Kitty Lemieux’s Guide to Great Gift-Giving

As kids, we waited all year for Christmas morning. Presents! We were easy to please, excited by anything new and shiny. As adults, our enthusiasm is tougher to provoke. So, what can you do to ensure that your generosity results in more than an obligatory, hollow “thank-you?” Keep these tips in mind when venturing to pick the perfect present.

gift

What Makes a Great Gift?

In a few words, truly great gift-giving is:

  • Thoughtful
  • Personal
  • An expression of investment

It really is the thought that counts, so think intimately.

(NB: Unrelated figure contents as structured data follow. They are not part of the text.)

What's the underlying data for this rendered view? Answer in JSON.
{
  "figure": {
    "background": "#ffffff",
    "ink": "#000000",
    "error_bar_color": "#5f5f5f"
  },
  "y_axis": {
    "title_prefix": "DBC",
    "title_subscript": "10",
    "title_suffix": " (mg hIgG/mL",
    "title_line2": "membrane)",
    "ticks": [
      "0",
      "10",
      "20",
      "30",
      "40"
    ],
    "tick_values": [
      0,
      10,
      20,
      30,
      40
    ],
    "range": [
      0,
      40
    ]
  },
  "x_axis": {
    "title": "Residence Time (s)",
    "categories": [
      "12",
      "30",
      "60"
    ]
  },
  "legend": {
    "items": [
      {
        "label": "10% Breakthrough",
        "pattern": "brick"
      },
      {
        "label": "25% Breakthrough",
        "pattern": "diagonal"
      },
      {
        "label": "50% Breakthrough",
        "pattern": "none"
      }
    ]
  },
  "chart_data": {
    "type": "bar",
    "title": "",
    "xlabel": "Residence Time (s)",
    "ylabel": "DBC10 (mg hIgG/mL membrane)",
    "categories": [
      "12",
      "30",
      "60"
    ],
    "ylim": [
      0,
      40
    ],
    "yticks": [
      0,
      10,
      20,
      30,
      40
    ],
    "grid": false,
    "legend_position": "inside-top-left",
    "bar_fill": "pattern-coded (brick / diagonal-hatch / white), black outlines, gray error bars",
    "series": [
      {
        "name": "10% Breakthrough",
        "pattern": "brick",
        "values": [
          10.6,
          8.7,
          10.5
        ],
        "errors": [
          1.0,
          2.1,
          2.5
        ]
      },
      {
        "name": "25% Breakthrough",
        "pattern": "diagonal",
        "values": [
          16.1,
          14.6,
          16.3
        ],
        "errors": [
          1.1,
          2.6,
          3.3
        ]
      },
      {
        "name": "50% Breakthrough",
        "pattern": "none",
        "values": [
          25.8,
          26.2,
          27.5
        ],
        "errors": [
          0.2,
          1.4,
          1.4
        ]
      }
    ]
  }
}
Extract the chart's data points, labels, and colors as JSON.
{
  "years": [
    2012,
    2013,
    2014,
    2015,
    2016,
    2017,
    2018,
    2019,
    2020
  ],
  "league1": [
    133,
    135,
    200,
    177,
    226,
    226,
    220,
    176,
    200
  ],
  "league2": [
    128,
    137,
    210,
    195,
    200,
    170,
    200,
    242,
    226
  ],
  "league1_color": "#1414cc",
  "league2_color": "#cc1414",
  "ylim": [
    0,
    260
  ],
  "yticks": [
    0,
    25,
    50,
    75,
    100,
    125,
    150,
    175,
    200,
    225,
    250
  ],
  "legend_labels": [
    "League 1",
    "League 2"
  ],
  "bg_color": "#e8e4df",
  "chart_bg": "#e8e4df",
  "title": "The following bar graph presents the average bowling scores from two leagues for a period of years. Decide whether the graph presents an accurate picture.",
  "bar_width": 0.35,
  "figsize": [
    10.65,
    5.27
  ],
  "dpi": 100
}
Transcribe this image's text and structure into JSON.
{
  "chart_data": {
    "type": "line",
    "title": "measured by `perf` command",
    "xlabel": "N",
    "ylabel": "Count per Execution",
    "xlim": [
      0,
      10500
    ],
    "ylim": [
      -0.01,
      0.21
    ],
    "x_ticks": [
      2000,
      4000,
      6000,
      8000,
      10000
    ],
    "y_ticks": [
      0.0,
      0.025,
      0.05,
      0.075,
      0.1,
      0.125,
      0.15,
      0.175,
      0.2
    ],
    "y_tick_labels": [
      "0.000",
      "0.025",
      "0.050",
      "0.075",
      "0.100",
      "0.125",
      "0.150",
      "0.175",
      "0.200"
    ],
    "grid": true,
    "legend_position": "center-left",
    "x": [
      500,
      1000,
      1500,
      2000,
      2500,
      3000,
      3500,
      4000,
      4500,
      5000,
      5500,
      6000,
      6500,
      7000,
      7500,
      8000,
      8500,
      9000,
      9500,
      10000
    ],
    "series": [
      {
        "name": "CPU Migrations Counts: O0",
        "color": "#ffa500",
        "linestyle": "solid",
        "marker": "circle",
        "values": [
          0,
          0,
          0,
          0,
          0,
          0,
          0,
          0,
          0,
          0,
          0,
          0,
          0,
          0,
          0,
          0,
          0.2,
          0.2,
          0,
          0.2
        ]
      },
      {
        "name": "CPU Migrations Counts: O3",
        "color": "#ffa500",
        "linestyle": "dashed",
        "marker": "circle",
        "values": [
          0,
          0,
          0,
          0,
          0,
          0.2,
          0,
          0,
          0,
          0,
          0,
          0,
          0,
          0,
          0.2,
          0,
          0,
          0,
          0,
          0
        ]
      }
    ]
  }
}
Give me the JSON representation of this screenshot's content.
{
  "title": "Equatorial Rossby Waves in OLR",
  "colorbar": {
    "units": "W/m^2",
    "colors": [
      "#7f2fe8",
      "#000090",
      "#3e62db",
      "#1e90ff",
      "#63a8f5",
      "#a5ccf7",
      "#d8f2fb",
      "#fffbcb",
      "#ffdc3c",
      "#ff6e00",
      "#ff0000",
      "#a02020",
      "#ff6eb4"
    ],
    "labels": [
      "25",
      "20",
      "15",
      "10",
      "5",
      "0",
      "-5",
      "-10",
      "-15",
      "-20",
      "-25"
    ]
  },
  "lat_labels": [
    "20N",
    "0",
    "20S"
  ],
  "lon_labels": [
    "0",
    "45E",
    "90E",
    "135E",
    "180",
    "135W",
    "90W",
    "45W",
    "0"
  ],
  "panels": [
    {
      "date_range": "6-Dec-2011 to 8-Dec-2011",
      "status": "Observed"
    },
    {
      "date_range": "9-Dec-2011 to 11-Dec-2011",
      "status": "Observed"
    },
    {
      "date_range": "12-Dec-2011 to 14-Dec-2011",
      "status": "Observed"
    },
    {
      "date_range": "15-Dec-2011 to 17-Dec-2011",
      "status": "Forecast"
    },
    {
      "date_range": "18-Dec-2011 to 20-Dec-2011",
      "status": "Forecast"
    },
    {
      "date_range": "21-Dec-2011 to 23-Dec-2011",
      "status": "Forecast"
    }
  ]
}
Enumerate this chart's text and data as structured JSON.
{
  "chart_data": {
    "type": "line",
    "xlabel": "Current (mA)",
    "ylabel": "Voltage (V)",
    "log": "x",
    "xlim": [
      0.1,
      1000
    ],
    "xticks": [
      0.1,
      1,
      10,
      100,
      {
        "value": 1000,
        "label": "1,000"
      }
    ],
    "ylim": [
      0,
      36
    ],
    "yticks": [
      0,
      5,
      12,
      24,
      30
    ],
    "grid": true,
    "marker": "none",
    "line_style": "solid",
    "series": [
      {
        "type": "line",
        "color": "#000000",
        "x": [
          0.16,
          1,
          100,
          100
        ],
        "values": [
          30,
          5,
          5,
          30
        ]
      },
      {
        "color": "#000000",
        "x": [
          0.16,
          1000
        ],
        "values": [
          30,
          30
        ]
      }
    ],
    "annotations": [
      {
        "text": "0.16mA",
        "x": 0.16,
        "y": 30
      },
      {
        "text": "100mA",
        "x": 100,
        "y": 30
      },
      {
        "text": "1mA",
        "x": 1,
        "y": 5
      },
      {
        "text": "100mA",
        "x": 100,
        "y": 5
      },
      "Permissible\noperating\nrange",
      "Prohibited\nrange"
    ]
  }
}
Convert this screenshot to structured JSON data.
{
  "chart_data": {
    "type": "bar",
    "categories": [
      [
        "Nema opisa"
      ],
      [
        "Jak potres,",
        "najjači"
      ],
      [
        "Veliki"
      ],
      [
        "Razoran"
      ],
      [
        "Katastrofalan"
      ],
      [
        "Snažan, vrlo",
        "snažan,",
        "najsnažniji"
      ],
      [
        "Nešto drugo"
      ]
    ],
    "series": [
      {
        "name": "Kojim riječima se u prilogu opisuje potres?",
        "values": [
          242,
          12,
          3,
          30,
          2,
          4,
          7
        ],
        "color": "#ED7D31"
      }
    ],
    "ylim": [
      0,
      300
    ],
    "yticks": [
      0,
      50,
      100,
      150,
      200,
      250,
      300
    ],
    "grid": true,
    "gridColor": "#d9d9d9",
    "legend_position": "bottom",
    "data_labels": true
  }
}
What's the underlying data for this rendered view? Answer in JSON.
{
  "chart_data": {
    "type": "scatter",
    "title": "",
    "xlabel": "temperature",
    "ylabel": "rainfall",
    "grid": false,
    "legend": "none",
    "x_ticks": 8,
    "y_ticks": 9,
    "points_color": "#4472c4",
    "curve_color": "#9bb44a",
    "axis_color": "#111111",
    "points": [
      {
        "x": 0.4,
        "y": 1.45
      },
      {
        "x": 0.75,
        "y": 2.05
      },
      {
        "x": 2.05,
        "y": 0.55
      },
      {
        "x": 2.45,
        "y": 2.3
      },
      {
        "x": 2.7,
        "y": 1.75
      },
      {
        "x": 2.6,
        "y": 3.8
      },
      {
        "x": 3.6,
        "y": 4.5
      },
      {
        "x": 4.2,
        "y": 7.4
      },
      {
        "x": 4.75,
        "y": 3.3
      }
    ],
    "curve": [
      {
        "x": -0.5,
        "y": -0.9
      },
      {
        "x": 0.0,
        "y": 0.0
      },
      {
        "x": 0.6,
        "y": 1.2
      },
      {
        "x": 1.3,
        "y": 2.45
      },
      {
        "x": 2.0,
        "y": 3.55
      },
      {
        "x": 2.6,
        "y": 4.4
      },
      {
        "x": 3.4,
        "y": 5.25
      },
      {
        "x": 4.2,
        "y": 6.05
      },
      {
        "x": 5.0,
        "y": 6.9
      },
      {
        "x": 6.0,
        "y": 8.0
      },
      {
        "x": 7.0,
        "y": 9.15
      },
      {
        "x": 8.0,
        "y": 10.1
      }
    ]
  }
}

The best way to give a gift that communicates “I care about you” is to give one that demonstrates “I know you.” An extraordinary gift shows that you get the person, that you pay close attention to their interests, obsessions, and preferences. Practical items are just that—practical (and forgettable). Don’t give someone what they need; give them what they want (or perhaps don’t even know they want!).

The best gifts are carefully curated by the giver and, yes, smiles are awarded for originality. They need not be expensive, but they involve an investment of time and energy. They say, “I used my intimate knowledge of what pleases you and put significant thought, time and effort into selecting or creating this specific thing.”

Wrap it. Wrap it good.

Unwrapping is a crucial part of the gifting experience. Colorful paper folded into crisp edges, a big beautiful bow—these are the images we picture in our minds when we think “gift.” For this reason, I prefer the visual impact of a box covered in paper, topped with a hand-tied bow over a bag stuffed with tissue. When appropriate, I’ll remove ugly pre-packaging in favor of a totally different presentation (think about, say, various items presented in a gorgeous, overflowing basket versus a bunch of separate, plastic-coated pieces).

Whatever the style, go the extra mile and give it your own unique touch. A handsomely packaged gift increases the anticipation and adds pleasure to the ceremony of slowly unwrapping it.

Always include a handwritten note.

Don’t just sign your name on a store-bought card. Please, please don’t. Not only is it impersonal, but it’s a huge missed opportunity. In a digital world full of text messages and emails, handwritten notes get rarer by the day. Drafting one takes time and consideration —it’s a brilliant reminder to the recipient that you value your relationship.

I’m a big believer in handwritten notes for all occasions and, for that matter, no occasion at all. But, when it comes to gift-giving, they’re an absolute must. I completely avoid the pitfalls of the generic Hallmark route by buying pretty blank cards. That way, the message is 100% personalized. A skillfully crafted, sincere message has the potential to be more meaningful and memorable than the gift itself. Aim to give a card that will make its way to the shoebox or the mantle, not the trashcan.

Gift-giving should be an exercise in love that brings joy to both the giver and the recipient. When it’s done right, it can be one of the most rewarding exchanges two people can experience. Be thoughtful, be generous and take the time to make your special someone feel cherished. A little wholehearted effort goes a long way.